In the federal system, who has the authority to decide whether and under what circumstances persons previously convicted of crimes will be allowed to possess guns, bullet-proof vests, and similar items that can be used to commit crimes or to defend against them?

Today, in Alderman v. United States, the U.S. Supreme Court declined to review a decision of the Ninth Circuit upholding a federal statute which forbids persons previously convicted of crimes of violence to possess "body armor."  Justice Thomas, joined by Justice Scalia, dissented, arguing the Court should take the case.  The federal law is supposed to come within the power to regulate interstate commerce because it requires that the body armor have moved in interstate commerce at some point.  That is a very tenuous hook, under some relatively recent* Supreme Court precedents, Lopez and Morrison.  See this prior post.

I have long contended that enumerated powers and not the Second Amendment was the way to go after Congress's more extreme limitations on firearm ownership (e.g., a lifetime ban for a single misdemeanor conviction of domestic violence).  The fact that only one other Justice joined the opinion is somewhat surprising, but a Justice's decision not to join an opinion such as this does not necessarily indicate disagreement on the underlying point.

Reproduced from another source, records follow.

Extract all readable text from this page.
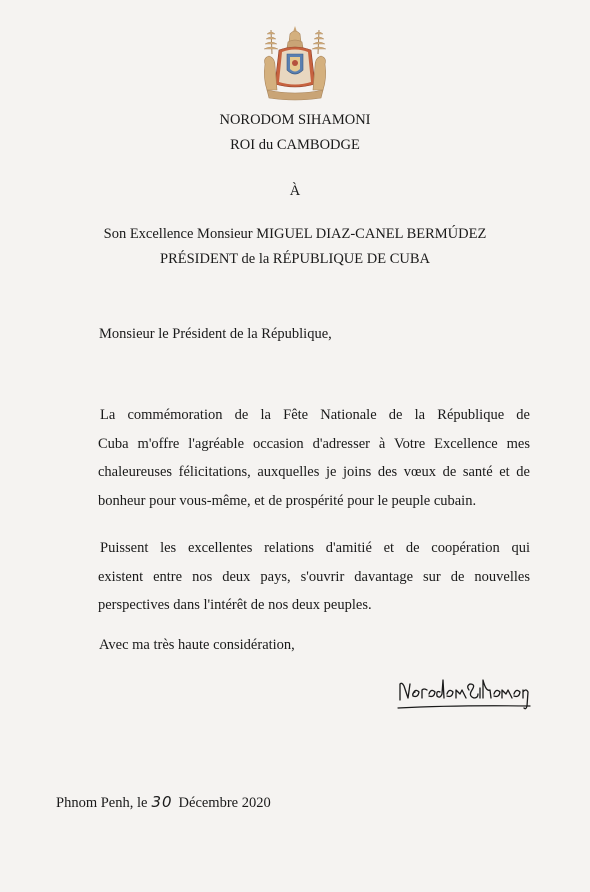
NORODOM SIHAMONI
ROI du CAMBODGE
À
Son Excellence Monsieur MIGUEL DIAZ-CANEL BERMÚDEZ
PRÉSIDENT de la RÉPUBLIQUE DE CUBA
Monsieur le Président de la République,
La commémoration de la Fête Nationale de la République de
Cuba m'offre l'agréable occasion d'adresser à Votre Excellence mes
chaleureuses félicitations, auxquelles je joins des vœux de santé et de
bonheur pour vous-même, et de prospérité pour le peuple cubain.
Puissent les excellentes relations d'amitié et de coopération qui
existent entre nos deux pays, s'ouvrir davantage sur de nouvelles
perspectives dans l'intérêt de nos deux peuples.
Avec ma très haute considération,
Phnom Penh, le 30 Décembre 2020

Particularly in light of the tragedy in Tucson, let me make clear that I am not taking a broad stand against restrictions on firearm ownership.  Some restrictions are needed, obviously.  However, I do believe that these decisions come within the state's authority in our federal structure.
A footnote for Ninth Circuit watchers -- the dissent from denial of rehearing en banc is by Judge O'Scannlain joined by Judge Paez et al.  Not a lineup you see every day.

* Relatively recent compared to, e.g., Wickard v. Filburn (1942).